There has been very little progress on understanding the behavior of crossing number under rudimentary operations on knots. A big open question asks if the crossing number is additive when taking knot sums. It is also expected that a satellite of a knot K should have larger crossing number than K, but this has not been proven.

Additivity of crossing number under knot sum has been proven for special cases, for example if the summands are alternating knots (or more generally, adequate knot), or if the summands are torus knots. Marc Lackenby has also given a proof that there is a constant N > 1 such that 1/N(cr(K_{1}) + cr(K_{2})) ≤ cr(K_{1} + K_{2}), but his method, which utilizes normal surfaces, cannot improve N to 1.

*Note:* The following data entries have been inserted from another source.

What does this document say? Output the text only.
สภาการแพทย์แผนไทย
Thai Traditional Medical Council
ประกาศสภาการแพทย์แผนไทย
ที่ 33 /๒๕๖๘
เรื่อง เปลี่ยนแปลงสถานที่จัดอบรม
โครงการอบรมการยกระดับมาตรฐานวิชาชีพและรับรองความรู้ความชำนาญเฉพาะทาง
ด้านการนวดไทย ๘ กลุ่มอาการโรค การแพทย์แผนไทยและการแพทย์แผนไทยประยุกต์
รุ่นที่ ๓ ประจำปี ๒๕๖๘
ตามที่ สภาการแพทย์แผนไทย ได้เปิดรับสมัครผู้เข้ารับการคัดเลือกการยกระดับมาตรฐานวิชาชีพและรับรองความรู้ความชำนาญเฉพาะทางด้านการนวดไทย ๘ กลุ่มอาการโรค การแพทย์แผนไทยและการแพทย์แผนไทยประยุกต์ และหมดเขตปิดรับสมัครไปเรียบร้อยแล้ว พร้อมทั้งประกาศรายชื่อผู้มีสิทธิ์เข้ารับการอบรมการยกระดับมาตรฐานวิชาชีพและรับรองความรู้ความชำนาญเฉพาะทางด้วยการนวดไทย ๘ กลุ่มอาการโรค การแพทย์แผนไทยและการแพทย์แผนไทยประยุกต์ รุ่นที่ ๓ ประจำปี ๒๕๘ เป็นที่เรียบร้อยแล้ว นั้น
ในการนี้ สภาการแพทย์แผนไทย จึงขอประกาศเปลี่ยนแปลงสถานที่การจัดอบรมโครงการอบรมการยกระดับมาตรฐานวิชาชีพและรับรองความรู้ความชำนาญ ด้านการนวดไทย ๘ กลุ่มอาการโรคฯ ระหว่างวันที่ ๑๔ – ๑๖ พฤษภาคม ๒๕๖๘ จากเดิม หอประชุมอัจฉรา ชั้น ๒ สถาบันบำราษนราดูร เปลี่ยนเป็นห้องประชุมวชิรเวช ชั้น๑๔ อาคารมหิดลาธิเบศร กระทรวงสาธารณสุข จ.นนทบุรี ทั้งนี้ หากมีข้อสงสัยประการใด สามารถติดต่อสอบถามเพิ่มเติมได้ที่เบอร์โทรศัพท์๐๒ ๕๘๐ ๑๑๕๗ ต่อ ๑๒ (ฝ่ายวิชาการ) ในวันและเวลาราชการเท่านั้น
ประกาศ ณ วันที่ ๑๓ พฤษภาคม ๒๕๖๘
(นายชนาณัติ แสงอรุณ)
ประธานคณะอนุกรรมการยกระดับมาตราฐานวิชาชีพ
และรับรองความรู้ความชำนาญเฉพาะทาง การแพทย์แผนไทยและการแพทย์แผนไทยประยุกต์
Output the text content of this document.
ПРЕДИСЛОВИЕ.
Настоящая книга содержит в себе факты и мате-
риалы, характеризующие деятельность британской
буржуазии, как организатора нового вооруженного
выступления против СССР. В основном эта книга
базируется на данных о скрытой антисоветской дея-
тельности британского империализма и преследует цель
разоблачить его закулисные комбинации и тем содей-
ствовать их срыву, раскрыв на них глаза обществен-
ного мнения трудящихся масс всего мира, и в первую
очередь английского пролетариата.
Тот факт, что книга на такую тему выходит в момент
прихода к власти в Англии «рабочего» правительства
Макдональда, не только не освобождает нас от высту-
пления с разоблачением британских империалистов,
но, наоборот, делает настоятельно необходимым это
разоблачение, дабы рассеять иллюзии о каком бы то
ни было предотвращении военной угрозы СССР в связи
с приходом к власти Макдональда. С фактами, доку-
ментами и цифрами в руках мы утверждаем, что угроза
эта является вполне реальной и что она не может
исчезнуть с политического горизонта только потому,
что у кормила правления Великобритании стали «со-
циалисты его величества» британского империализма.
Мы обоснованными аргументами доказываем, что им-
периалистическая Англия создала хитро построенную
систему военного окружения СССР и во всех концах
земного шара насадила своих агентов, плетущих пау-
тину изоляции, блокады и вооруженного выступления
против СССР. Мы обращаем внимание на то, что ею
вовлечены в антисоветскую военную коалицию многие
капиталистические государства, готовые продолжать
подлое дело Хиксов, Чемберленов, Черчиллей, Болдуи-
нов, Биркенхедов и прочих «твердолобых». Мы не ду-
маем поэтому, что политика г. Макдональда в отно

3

== Applications in bioinformatics ==
There are connections between the crossing number of a knot and the physical behavior of DNA knots. For prime DNA knots, crossing number is a good predictor of the relative velocity of the DNA knot in agarose gel electrophoresis. Basically, the higher the crossing number, the faster the relative velocity. For composite knots, this does not appear to be the case, although experimental conditions can drastically change the results.

== Related invariants ==
There are related concepts of average crossing number and asymptotic crossing number. Both of these quantities bound the standard crossing number. Asymptotic crossing number is conjectured to be equal to crossing number.

Other numerical knot invariants include the bridge number, linking number, stick number, and unknotting number.